Each event points up the fact that accidents can and do happen even though cruising is one of the safest vacation environments, said Bruce McIndoe, CEO of iJet, a global travel risk management company.

“On a cruise ship you’re in a contained environment,” he says. “But when you leave that cocoon, you’re moving from a safe environment to one of the highest risks [shore excursions to remote locations].”

Passengers who died in the Chile bus disaster apparently had booked the tour to a remote national park on their own, not through the cruise line. “We do not know this tour operator. We’ve never dealt with this tour operator before,” said Dan Hanrahan, Celebrity’s president. Later reports revealed that the operator was not licensed.

Those are important points. Most experts, including McIndoe, recommend taking a ship-sanctioned excursion. Before the cruise line makes an arrangement with a shore tour operator, it vets the company, checking out its methods, equipment, maintenance and safety record.

“You are least protected when you go into town, rent a car or taxi and go off on an excursion of your own,” said Michael Crye, president of the International Council of Cruise Lines.

On the minus side, ship-arranged excursions are usually significantly more expensive than the ones you arrange on your own.

Cruise lines also insist that a shore operator be licensed and carry sufficient insurance. This is not only a measure of the tour operator’s competence, but provides for legal redress.

If an accident does occur, injured passengers can seek damages from an insured tour operator. To be successful in a suit against a cruise line, however, one of three conditions has to exist, says Miami attorney Charles Lipcon, who specializes in maritime law: “If the ticket for the excursion was sold on board, if the cruise line had knowledge of a known danger, or if they [the cruise line] in fact operate the excursion.”

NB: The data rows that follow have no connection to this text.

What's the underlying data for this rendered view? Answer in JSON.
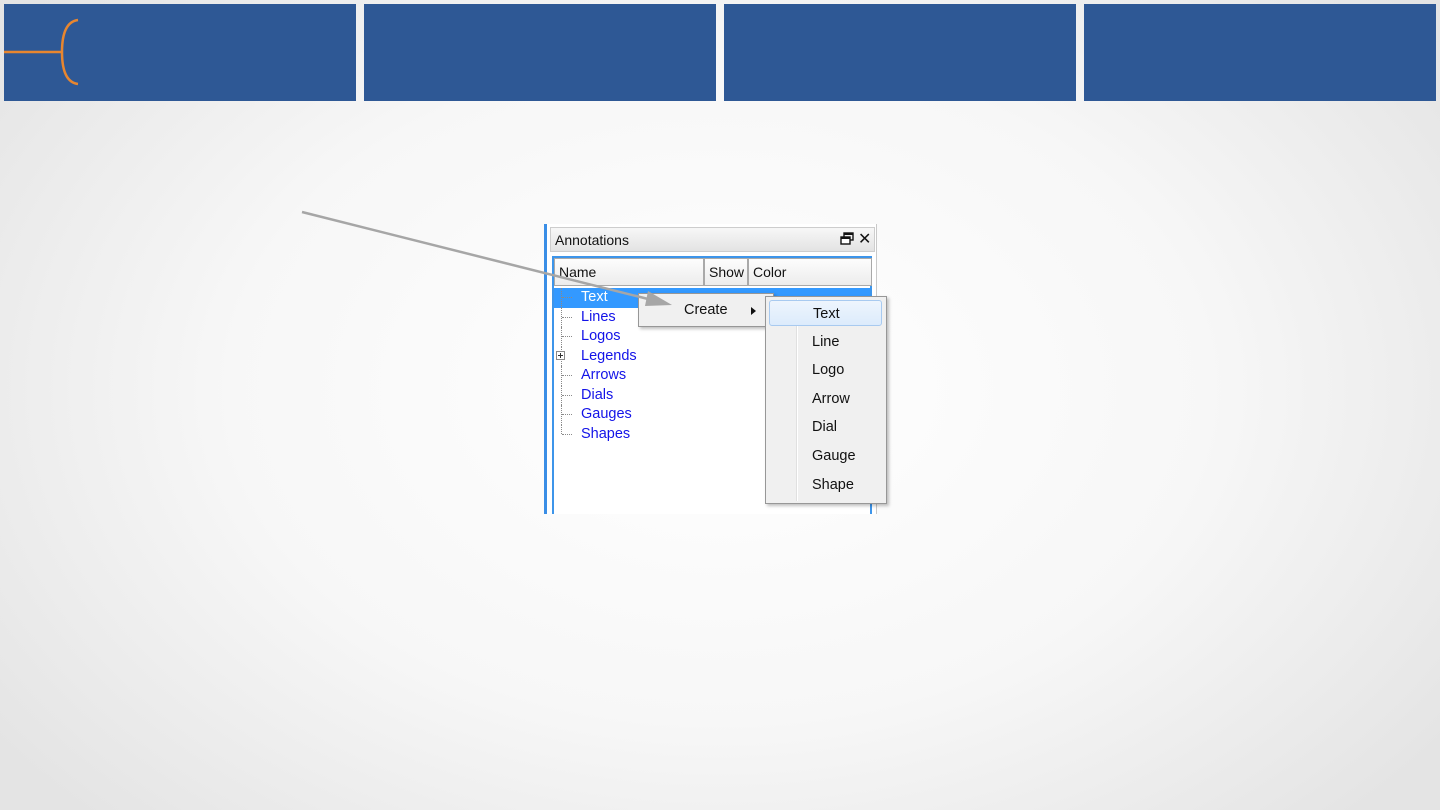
{
  "panel": {
    "title": "Annotations",
    "columns": [
      "Name",
      "Show",
      "Color"
    ],
    "tree_items": [
      {
        "label": "Text",
        "selected": true,
        "expandable": false
      },
      {
        "label": "Lines",
        "selected": false,
        "expandable": false
      },
      {
        "label": "Logos",
        "selected": false,
        "expandable": false
      },
      {
        "label": "Legends",
        "selected": false,
        "expandable": true
      },
      {
        "label": "Arrows",
        "selected": false,
        "expandable": false
      },
      {
        "label": "Dials",
        "selected": false,
        "expandable": false
      },
      {
        "label": "Gauges",
        "selected": false,
        "expandable": false
      },
      {
        "label": "Shapes",
        "selected": false,
        "expandable": false
      }
    ],
    "float_icon": "float-window-icon",
    "close_icon": "close-icon",
    "close_glyph": "✕"
  },
  "context_menu": {
    "create_label": "Create",
    "submenu_icon": "chevron-right-icon"
  },
  "submenu": {
    "items": [
      "Text",
      "Line",
      "Logo",
      "Arrow",
      "Dial",
      "Gauge",
      "Shape"
    ],
    "highlighted": "Text"
  },
  "colors": {
    "banner": "#2e5895",
    "accent_orange": "#e8862f",
    "selection": "#3399ff",
    "tree_text": "#1313e8",
    "pointer_arrow": "#a6a6a6"
  }
}
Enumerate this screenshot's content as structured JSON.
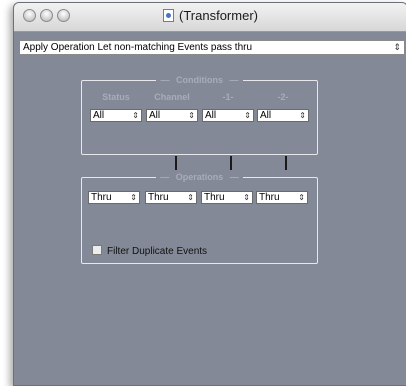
{
  "window": {
    "title": "(Transformer)"
  },
  "apply_operation": {
    "label": "Apply Operation",
    "value": "Let non-matching Events pass thru"
  },
  "conditions": {
    "legend": "Conditions",
    "columns": [
      {
        "label": "Status",
        "value": "All"
      },
      {
        "label": "Channel",
        "value": "All"
      },
      {
        "label": "-1-",
        "value": "All"
      },
      {
        "label": "-2-",
        "value": "All"
      }
    ]
  },
  "operations": {
    "legend": "Operations",
    "values": [
      "Thru",
      "Thru",
      "Thru",
      "Thru"
    ]
  },
  "filter_duplicates": {
    "label": "Filter Duplicate Events",
    "checked": false
  },
  "icons": {
    "popup_arrows": "updown-arrows-icon",
    "document": "document-icon"
  }
}
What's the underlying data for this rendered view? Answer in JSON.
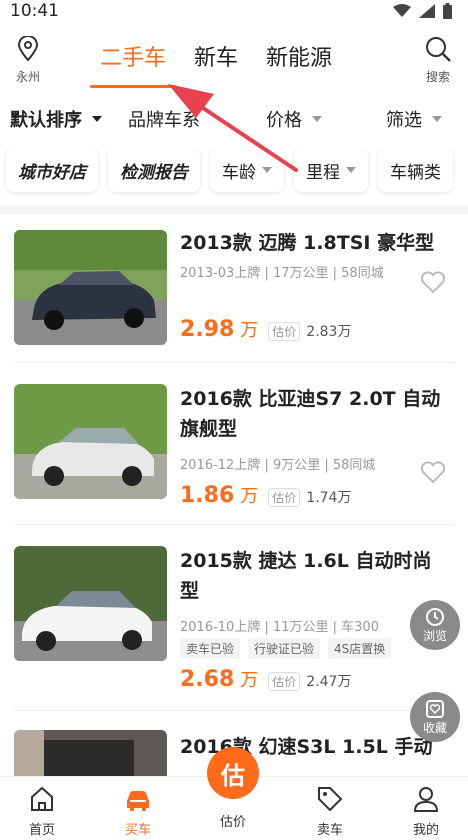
{
  "status": {
    "time": "10:41"
  },
  "topnav": {
    "location": "永州",
    "tabs": [
      "二手车",
      "新车",
      "新能源"
    ],
    "search_label": "搜索"
  },
  "sort": {
    "default": "默认排序",
    "brand": "品牌车系",
    "price": "价格",
    "filter": "筛选"
  },
  "chips": [
    "城市好店",
    "检测报告",
    "车龄",
    "里程",
    "车辆类"
  ],
  "cars": [
    {
      "title": "2013款 迈腾 1.8TSI 豪华型",
      "meta": "2013-03上牌 | 17万公里 | 58同城",
      "price": "2.98",
      "unit": "万",
      "est_tag": "估价",
      "est": "2.83万"
    },
    {
      "title": "2016款 比亚迪S7 2.0T 自动旗舰型",
      "meta": "2016-12上牌 | 9万公里 | 58同城",
      "price": "1.86",
      "unit": "万",
      "est_tag": "估价",
      "est": "1.74万"
    },
    {
      "title": "2015款 捷达 1.6L 自动时尚型",
      "meta": "2016-10上牌 | 11万公里 | 车300",
      "badges": [
        "卖车已验",
        "行驶证已验",
        "4S店置换"
      ],
      "price": "2.68",
      "unit": "万",
      "est_tag": "估价",
      "est": "2.47万"
    },
    {
      "title": "2016款 幻速S3L 1.5L 手动"
    }
  ],
  "float": {
    "history": "浏览",
    "fav": "收藏"
  },
  "bottomnav": {
    "home": "首页",
    "buy": "买车",
    "estimate": "估价",
    "estimate_icon": "估",
    "sell": "卖车",
    "mine": "我的"
  },
  "colors": {
    "accent": "#ff6a1b",
    "annotation_arrow": "#e8424f"
  }
}
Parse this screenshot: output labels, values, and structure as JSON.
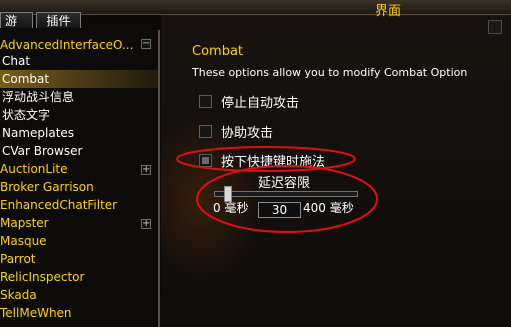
{
  "window": {
    "title": "界面"
  },
  "tabs": [
    {
      "label": "游戏"
    },
    {
      "label": "插件"
    }
  ],
  "sidebar": {
    "items": [
      {
        "label": "AdvancedInterfaceO...",
        "color": "#ffd100",
        "expander": "−"
      },
      {
        "label": "Chat",
        "color": "#ffffff"
      },
      {
        "label": "Combat",
        "color": "#ffffff"
      },
      {
        "label": "浮动战斗信息",
        "color": "#ffffff"
      },
      {
        "label": "状态文字",
        "color": "#ffffff"
      },
      {
        "label": "Nameplates",
        "color": "#ffffff"
      },
      {
        "label": "CVar Browser",
        "color": "#ffffff"
      },
      {
        "label": "AuctionLite",
        "color": "#ffd100",
        "expander": "+"
      },
      {
        "label": "Broker Garrison",
        "color": "#ffd100"
      },
      {
        "label": "EnhancedChatFilter",
        "color": "#ffd100"
      },
      {
        "label": "Mapster",
        "color": "#ffd100",
        "expander": "+"
      },
      {
        "label": "Masque",
        "color": "#ffd100"
      },
      {
        "label": "Parrot",
        "color": "#ffd100"
      },
      {
        "label": "RelicInspector",
        "color": "#ffd100"
      },
      {
        "label": "Skada",
        "color": "#ffd100"
      },
      {
        "label": "TellMeWhen",
        "color": "#ffd100"
      }
    ]
  },
  "main": {
    "title": "Combat",
    "description": "These options allow you to modify Combat Option",
    "options": [
      {
        "label": "停止自动攻击",
        "checked": false
      },
      {
        "label": "协助攻击",
        "checked": false
      },
      {
        "label": "按下快捷键时施法",
        "checked": true
      }
    ],
    "slider": {
      "label": "延迟容限",
      "min_label": "0 毫秒",
      "max_label": "400 毫秒",
      "value": "30",
      "fraction": 0.075
    }
  },
  "colors": {
    "accent": "#ffd100",
    "annotation": "#e01010",
    "selected": "#d2a028"
  }
}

Just as shore excursion accidents are rare events, so is fire on board. Only 33 fires have occurred aboard cruise ships in the past 15 years — a tiny number compared to the 90 million passengers who have cruised in the past two decades.

Moreover, today’s mandated safety measures — thousands of fire detectors and sprinklers, miles of fire hose — have made onboard fires easier to extinguish.

However, questions remain as to why the fire aboard the Star Princess spread so quickly and so far. As a thoroughly modern ship launched in 2002, the Star Princess has adhered to all the required international fire safety regulations, including restrictions on combustible materials, insulated bulkheads, separate fire zones, sprinkler systems and fire hoses, crew training and formation of fire-fighting teams.

Princess has canceled all remaining Caribbean cruises on the damaged vessel, including the April 30 transatlantic cruise, and is sending the ship to the Lloyd Werft shipyard in Germany for repairs.

Star Princess plans to resume service on May 15 in Europe.